К брату Теодору обернулись все разом, и какое-то время над собранием висела тишина. Монах, введенный некогда в круг заговорщиков Майнцем, обыкновенно был молчалив, вечно собран, точно в уме его непрестанно решались сложные подсчеты и задачи, а за все время сегодняшнего обсуждения, кроме приветствия при встрече, это и вовсе были его первые слова.

— Что именно? — осторожно уточнил отец Бенедикт, и Теодор обвел собравшихся рукой:

— Всё это. Ваша мысль заточить в одиночных кельях раскаявшихся злотворцев и использовать их силу, неведомо как и от кого обретенную… Это ли не ересь? Это ли не малефиция?

— Мне к-казалось, ты веришь в меня, — тихо сказал Майнц. — Когда бывало так, чтобы я ошибался и принимал одно за другое?

— А кто непогрешим? — вопросом отозвался Теодор. — И можешь ли ты сам за себя поручиться, что не пришло время твоей ошибки, а все прочие с охотой поверили тебе, потому как уж больно заманчиво все это?

— Меня частенько называли дураком, но еще никогда столь благожелательно, — буркнул Сфорца недовольно. — Вы это к чему, брат мой?

— Я предлагаю не спешить с такими решениями. Предлагаю обдумать…

— Четыре года думаем, — не слишком учтиво оборвал Сфорца. — Сколько можно думать-то?

— Хоть сорок лет, — упрямо возразил Теодор. — Решение слишком важное, ошибка будет стоить слишком дорого. Надо взвесить все еще раз, еще раз перепроверить…

— Как?

— Как угодно. Хоть бы и с участием отцов инквизиторов.

— Альберт, — мрачно произнес Сфорца, не отрывая взгляда от строптивого собрата во Христе, — напомни своему приятелю с плохой памятью, что у нас тут заговор против Инквизиции, вообще говоря.

— Гвидо, — укоризненно одернул отец Бенедикт и вздохнул: — Теодор, он выразился излишне резко, но он прав. Ты здесь, я здесь, все мы здесь — именно потому что нынешнее состояние Инквизиции мы полагаем неприемлемым и нуждающимся в исправлении. Как ты воображаешь себе их участие? И вспомни, что они говорили об Альберте во время оно, а после вообрази, что скажут они о наших планах.

— И все же я против.

— Мы это учтем, — сообщил кардинал с дипломатичной улыбкой, и Теодор нахмурился:

— Это означает, что вы не намерены меня слушать и сделаете по-своему?

— Ты неправ, — мягко произнес Майнц. — И ты с-сам это увидишь.

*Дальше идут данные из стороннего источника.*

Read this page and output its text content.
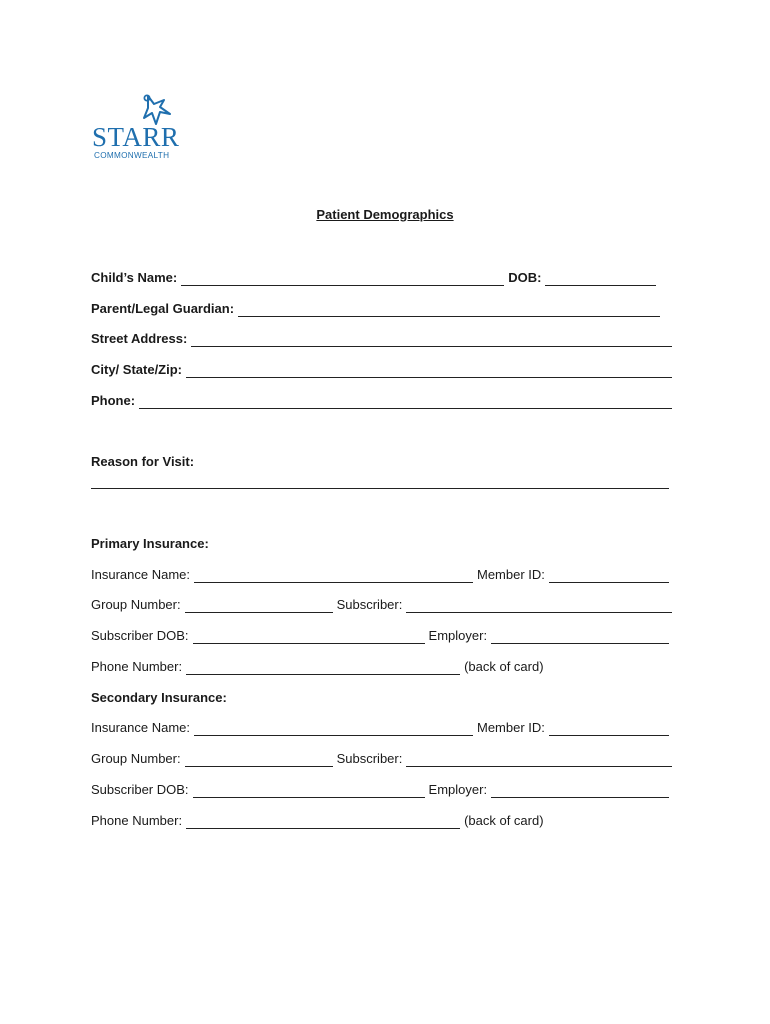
STARR
COMMONWEALTH
Patient Demographics
Child’s Name:	DOB:
Parent/Legal Guardian:
Street Address:
City/ State/Zip:
Phone:
Reason for Visit:
Primary Insurance:
Insurance Name:	Member ID:
Group Number:	Subscriber:
Subscriber DOB:	Employer:
Phone Number:	(back of card)
Secondary Insurance:
Insurance Name:	Member ID:
Group Number:	Subscriber:
Subscriber DOB:	Employer:
Phone Number:	(back of card)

— Стало быть, не намерены, — кивнул тот и, помедлив, поднялся. — Я не могу в этом участвовать. До сего дня все то, что говорилось, я мог бы сказать и сам, и все то, что делалось, мог бы сделать сам, но то, что говорится теперь и что будет делаться — этого я сказать и сделать не могу. Простите, братья.

— Теодор…

— Я покидаю ваш круг. И я не могу вам позволить сгубить себя, людские души и остатки той святой службы, что еще пытается противоборствовать малефиции. Прощайте.

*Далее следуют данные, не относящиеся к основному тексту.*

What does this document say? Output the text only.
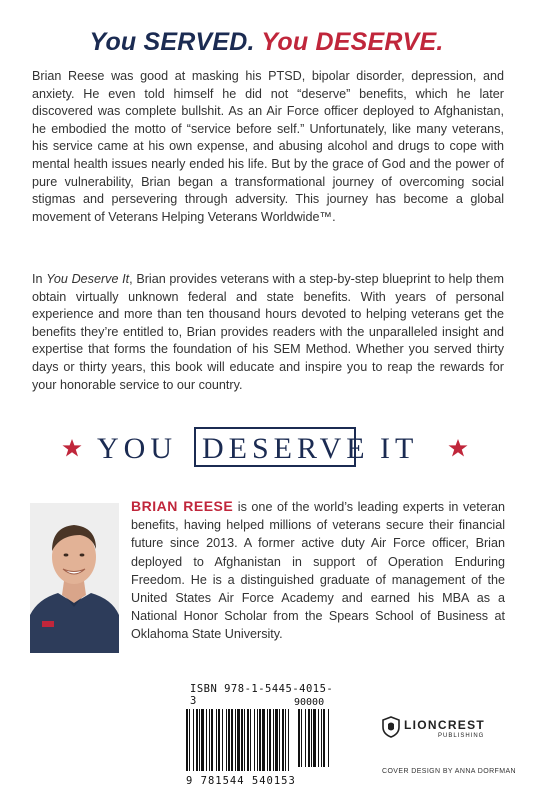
You SERVED. You DESERVE.
Brian Reese was good at masking his PTSD, bipolar disorder, depression, and anxiety. He even told himself he did not “deserve” benefits, which he later discovered was complete bullshit. As an Air Force officer deployed to Afghanistan, he embodied the motto of “service before self.” Unfortunately, like many veterans, his service came at his own expense, and abusing alcohol and drugs to cope with mental health issues nearly ended his life. But by the grace of God and the power of pure vulnerability, Brian began a transformational journey of overcoming social stigmas and persevering through adversity. This journey has become a global movement of Veterans Helping Veterans Worldwide™.
In You Deserve It, Brian provides veterans with a step-by-step blueprint to help them obtain virtually unknown federal and state benefits. With years of personal experience and more than ten thousand hours devoted to helping veterans get the benefits they’re entitled to, Brian provides readers with the unparalleled insight and expertise that forms the foundation of his SEM Method. Whether you served thirty days or thirty years, this book will educate and inspire you to reap the rewards for your honorable service to our country.
YOU DESERVE IT
BRIAN REESE is one of the world’s leading experts in veteran benefits, having helped millions of veterans secure their financial future since 2013. A former active duty Air Force officer, Brian deployed to Afghanistan in support of Operation Enduring Freedom. He is a distinguished graduate of management of the United States Air Force Academy and earned his MBA as a National Honor Scholar from the Spears School of Business at Oklahoma State University.
ISBN 978-1-5445-4015-3	90000
9 781544 540153
LIONCREST
PUBLISHING
COVER DESIGN BY ANNA DORFMAN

— Это означает, что он накляузничает на нас инквизиторам, — холодно сообщил Сфорца, когда дверь закрылась за бывшим сообщником. — Думаю, все понимают, чем это грозит?

— И ведь это я его п-привел, — уныло пробормотал Майнц. — Он прав, непогрешимых нет, только вот моя ошибка была не такой, как он думал…

— Самобичеванию предашься после, и я не останусь в стороне и непременно тебе этот твой ляп припомню, — оборвал его кардинал и, решительно поднявшись, выглянул в окно. — Ждите здесь, я решу нашу проблему.

— Гвидо!

— У тебя есть другие предложения, Бенедикт? Ты что намерен делать — уломать, разжалобить, подкупить? Сдаться и сидеть в ожидании инквизиторов? Или бежать?.. Ждите здесь.

— Нет, — жестко выговорил Майнц, преградив ему путь к двери. — Даже не думай.

Кардинал замялся, нетерпеливо переступая на месте, точно боевой конь, рвущийся в драку, однако отпихнуть с дороги собрата по заговору явно не решался.

— Давай не станем проверять, что пересилит — навыки кондотьера или умения одаренного, — произнес он с расстановкой. — Давай я попытаюсь тебя убедить; только быстро, время уходит. Ты сам понимаешь, что выхода нет. Любое иное решение погубит всё.

— Это решение тоже.

— Это решение погубит, быть может, мою душу, на которой и без того пробы ставить негде, посему вас это тревожить не должно.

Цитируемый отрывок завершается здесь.